Craigmillar dates to around 1400 and was most probably built for Sir George Preston. It began life as a simple z-shaped tower house, but was later enlarged to a far grander structure.
The central ward, very much in the French design, were most likely added by Sir William Preston around 1453 on his return from Wars on the continent.
In 1480 John, Earl of Mar was imprisoned here and convicted of witchcraft against his brother, James III. Around 1500 the outer walls were completed and Craigmillar was more or less the structure we see today.
However, it was burnt down by the Earl of Hertford in 1544. A rebuild must have taken place quite quickly as Mary, Queen of Scots stayed here in both 1563 and 1566, during this latter stay the death of Darnley was plotted at Craigmillar. Mary's son, James VI - the future James I of England - also visited Craigmillar in 1589.

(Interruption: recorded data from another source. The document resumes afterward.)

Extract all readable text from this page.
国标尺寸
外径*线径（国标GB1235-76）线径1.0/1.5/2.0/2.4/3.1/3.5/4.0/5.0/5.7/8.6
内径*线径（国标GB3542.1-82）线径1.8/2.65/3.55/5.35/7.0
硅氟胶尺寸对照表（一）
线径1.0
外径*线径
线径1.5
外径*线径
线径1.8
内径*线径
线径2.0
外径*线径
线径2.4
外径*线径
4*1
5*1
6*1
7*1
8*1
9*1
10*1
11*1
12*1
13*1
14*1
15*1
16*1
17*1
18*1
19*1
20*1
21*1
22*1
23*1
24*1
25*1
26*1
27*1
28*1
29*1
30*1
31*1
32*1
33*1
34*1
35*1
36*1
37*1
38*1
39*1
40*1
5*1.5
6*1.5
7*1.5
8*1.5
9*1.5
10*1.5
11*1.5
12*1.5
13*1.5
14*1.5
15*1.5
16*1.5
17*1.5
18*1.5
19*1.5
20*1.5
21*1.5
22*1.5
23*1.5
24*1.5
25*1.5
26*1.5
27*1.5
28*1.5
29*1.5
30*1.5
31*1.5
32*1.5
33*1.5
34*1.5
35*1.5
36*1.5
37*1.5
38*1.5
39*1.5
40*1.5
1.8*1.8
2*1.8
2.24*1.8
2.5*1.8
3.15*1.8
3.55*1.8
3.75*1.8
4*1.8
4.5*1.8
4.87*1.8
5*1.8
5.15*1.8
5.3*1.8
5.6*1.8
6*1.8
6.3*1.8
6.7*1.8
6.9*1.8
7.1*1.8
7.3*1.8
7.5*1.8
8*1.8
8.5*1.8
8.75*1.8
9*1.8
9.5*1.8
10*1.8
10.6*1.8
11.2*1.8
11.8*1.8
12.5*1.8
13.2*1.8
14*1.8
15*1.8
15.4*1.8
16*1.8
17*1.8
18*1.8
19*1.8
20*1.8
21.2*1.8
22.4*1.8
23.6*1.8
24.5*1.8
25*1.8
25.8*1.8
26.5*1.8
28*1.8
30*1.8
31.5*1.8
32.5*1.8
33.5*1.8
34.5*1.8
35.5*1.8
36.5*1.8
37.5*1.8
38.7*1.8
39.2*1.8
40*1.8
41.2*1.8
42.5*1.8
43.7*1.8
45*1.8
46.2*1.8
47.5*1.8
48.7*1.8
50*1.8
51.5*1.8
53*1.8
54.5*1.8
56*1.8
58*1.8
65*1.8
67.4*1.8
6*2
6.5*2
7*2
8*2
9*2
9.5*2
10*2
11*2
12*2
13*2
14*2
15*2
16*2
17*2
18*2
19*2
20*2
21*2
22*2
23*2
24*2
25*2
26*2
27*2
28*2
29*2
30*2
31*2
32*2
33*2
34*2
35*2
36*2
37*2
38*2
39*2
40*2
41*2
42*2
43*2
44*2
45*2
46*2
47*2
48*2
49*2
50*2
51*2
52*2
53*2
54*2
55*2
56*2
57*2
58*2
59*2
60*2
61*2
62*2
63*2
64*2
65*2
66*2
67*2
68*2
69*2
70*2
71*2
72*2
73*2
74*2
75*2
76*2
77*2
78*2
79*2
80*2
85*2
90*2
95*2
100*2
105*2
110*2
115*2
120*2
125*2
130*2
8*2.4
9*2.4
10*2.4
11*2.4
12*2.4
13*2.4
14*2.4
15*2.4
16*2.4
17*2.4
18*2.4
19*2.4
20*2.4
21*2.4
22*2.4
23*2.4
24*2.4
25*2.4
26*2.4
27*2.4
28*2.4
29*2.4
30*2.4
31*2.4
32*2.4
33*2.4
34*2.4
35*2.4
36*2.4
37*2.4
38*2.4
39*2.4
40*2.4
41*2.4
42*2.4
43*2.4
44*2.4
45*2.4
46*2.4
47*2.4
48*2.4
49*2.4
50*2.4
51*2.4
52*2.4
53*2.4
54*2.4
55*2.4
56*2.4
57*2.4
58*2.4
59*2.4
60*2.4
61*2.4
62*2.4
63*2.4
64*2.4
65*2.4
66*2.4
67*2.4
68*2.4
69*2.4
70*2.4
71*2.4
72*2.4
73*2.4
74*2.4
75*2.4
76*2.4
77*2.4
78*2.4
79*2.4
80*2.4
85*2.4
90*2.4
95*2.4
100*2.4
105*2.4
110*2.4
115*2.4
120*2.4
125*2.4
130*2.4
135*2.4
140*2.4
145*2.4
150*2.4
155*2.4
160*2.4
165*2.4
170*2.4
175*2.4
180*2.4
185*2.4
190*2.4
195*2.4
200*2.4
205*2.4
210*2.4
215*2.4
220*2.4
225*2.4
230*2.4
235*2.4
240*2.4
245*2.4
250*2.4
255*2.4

The last of the Prestons to own Craigmillar sold it to the Gilmours in 1660. Sir John Gilmour added a wing to the Castle in 1671 and this part of the Castle was the only section to survive into the 1700s. A plan was put into place to rebuild Craigmillar for Queen Victoria, but nothing ever came of it and today Historic Scotland own the Castle, overlooked on the forgotten edges of Edinburgh but certainly worth a visit.